Curada la herida de Blegino, lo acostaron lo mejor que pudieron sobre la capa del romano y se dispusieron a descansar y a pasar allí la noche, pues el herido no se encontraba con fuerzas suficientes para seguir el viaje. Durante las horas dedicadas al sueño el herido no hizo más que delirar y dar vueltas. Los demás compañeros se turnaban para velarlo y refrescarle la frente con un paño mojado en la fresca agua del río, pero la fiebre del convaleciente no descendía. Le ardía todo el cuerpo, por lo que los compañeros le acercaban de cuando en cuando agua a los labios para que bebiera. Él apenas logró tomar unos sorbos. Poco después del alba Elaeso fue en busca de vellosilla, una planta con un gran poder diurético y antibiótico. A continuación le preparó una infusión que le obligó a ingerir hasta la última gota. Blegino no tardó en dormirse profundamente con una respiración regular y acompasada. Poco a poco dejó de transpirar y la temperatura de su cuerpo comenzó a normalizarse. Los compañeros lo dejaron descansar durante horas para que se repusiera totalmente. Al mediodía se despertó con gran apetito, lo que celebraron todos juntos dándose un pequeño banquete con las viandas que portaban. Después continuaron su viaje hacia las montañas.

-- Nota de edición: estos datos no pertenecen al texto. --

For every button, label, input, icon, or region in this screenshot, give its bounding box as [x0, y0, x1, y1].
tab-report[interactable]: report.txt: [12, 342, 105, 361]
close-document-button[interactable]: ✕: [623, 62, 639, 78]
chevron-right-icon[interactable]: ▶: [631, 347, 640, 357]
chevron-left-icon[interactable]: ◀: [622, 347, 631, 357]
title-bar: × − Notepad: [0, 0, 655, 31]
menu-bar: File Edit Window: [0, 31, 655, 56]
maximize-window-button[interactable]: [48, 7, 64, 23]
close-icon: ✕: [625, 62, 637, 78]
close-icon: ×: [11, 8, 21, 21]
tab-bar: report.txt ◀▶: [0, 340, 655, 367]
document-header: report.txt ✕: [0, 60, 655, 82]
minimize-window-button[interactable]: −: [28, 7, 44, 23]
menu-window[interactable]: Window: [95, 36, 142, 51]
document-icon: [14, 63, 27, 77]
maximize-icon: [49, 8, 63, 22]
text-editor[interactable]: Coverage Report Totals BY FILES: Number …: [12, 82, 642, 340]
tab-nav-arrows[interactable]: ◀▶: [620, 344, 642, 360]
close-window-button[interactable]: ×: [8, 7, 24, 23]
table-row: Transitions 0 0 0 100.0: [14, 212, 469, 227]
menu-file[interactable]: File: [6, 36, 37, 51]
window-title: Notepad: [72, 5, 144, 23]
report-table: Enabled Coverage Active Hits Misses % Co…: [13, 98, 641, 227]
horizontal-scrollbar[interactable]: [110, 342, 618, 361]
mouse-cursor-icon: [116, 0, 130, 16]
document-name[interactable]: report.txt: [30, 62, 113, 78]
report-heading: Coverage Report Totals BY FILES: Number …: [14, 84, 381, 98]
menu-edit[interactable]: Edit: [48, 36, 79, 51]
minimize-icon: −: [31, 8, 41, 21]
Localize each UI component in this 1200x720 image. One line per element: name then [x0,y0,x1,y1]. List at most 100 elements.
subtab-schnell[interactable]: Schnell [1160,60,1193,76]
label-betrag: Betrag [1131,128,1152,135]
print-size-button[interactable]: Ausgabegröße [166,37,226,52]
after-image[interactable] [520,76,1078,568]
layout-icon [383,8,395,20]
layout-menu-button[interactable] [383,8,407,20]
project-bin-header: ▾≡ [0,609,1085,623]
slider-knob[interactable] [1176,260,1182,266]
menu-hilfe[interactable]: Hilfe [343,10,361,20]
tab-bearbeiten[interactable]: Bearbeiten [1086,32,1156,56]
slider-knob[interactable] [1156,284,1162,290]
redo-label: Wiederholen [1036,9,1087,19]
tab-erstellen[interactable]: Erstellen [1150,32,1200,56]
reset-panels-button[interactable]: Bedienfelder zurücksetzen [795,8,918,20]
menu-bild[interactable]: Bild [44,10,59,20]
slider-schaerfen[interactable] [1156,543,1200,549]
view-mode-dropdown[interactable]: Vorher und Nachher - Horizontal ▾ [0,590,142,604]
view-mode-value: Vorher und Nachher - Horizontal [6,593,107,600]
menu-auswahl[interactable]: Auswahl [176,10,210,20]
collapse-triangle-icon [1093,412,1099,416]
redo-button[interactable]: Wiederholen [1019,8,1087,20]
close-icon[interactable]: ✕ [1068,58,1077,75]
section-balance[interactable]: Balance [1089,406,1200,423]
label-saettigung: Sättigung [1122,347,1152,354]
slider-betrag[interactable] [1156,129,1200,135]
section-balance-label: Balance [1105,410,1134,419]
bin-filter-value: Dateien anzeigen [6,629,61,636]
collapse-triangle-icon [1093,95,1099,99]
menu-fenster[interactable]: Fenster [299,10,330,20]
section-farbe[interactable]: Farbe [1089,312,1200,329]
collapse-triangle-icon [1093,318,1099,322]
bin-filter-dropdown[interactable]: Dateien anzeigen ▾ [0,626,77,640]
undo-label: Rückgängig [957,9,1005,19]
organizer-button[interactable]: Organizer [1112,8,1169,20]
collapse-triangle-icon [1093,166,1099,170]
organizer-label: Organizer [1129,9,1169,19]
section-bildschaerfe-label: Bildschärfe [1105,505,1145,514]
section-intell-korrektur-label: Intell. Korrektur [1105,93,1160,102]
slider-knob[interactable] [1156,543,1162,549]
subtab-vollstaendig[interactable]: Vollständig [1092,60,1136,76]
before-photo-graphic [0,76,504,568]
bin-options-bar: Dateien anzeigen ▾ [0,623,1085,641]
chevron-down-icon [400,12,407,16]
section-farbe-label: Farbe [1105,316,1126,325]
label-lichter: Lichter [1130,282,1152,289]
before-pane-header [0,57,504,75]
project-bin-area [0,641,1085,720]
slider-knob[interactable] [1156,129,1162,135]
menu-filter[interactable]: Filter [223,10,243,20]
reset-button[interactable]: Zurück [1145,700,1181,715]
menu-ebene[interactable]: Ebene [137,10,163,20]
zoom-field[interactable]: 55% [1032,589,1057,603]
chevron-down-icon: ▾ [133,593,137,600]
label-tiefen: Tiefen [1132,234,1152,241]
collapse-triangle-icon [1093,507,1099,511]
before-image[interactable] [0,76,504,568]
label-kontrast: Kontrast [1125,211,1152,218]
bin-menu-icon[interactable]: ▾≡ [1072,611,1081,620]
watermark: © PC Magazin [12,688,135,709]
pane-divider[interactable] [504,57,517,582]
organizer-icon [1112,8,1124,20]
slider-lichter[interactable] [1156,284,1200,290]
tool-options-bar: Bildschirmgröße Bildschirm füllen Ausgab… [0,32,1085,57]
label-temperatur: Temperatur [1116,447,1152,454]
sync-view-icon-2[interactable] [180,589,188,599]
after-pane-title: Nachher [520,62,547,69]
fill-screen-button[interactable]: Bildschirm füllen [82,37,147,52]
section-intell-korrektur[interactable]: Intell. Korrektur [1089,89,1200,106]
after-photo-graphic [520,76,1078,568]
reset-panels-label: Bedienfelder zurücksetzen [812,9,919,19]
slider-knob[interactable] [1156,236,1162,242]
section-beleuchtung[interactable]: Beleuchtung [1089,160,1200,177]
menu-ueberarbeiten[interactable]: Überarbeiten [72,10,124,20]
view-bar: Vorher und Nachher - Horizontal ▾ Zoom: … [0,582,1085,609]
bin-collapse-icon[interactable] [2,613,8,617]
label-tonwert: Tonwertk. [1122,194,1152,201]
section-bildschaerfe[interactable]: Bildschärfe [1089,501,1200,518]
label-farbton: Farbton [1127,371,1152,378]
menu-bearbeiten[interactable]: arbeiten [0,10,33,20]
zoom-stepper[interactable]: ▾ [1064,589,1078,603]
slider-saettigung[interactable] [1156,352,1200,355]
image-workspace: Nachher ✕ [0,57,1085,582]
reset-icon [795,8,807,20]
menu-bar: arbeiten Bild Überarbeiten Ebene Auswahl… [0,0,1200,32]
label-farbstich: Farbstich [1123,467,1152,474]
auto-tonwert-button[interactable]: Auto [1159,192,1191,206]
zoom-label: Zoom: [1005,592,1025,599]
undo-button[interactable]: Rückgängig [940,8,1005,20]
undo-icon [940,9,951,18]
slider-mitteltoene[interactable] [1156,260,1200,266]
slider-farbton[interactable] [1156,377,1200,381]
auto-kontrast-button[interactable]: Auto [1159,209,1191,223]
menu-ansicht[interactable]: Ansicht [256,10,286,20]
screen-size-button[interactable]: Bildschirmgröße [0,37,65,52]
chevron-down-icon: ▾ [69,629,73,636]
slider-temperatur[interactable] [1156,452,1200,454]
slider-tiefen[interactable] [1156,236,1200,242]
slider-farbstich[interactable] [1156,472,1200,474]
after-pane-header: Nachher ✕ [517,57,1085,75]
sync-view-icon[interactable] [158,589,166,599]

A la caída de la tarde llegaron a otro valle de verdes prados y abundante arboleda. Chopos, salgueros, álamos y frondosos nogales lo rodeaban. Altas montañas pobladas de robles y escobas lo circundaban. Predominaban los verdes, ocres y amarillos. Las cumbres del fondo se ocultaban tras una tenue gasa de neblina. Los hombres decidieron descansar y pasar la noche allí, dada la tranquilidad que reinaba en aquel lugar. Ayudaron a descabalgar a Blegino, al que Elaeso no tardó en cambiar el emplasto y el vendaje por otro nuevo. La herida, dentro de la gravedad, parecía evolucionar favorablemente. Era obvio que la pócima actuaba con rapidez y eficacia. Con las primeras luces del alba, dejaron atrás el apacible valle para sumergirse entre las brumosas montañas y continuar su viaje hasta el valle de Osimara.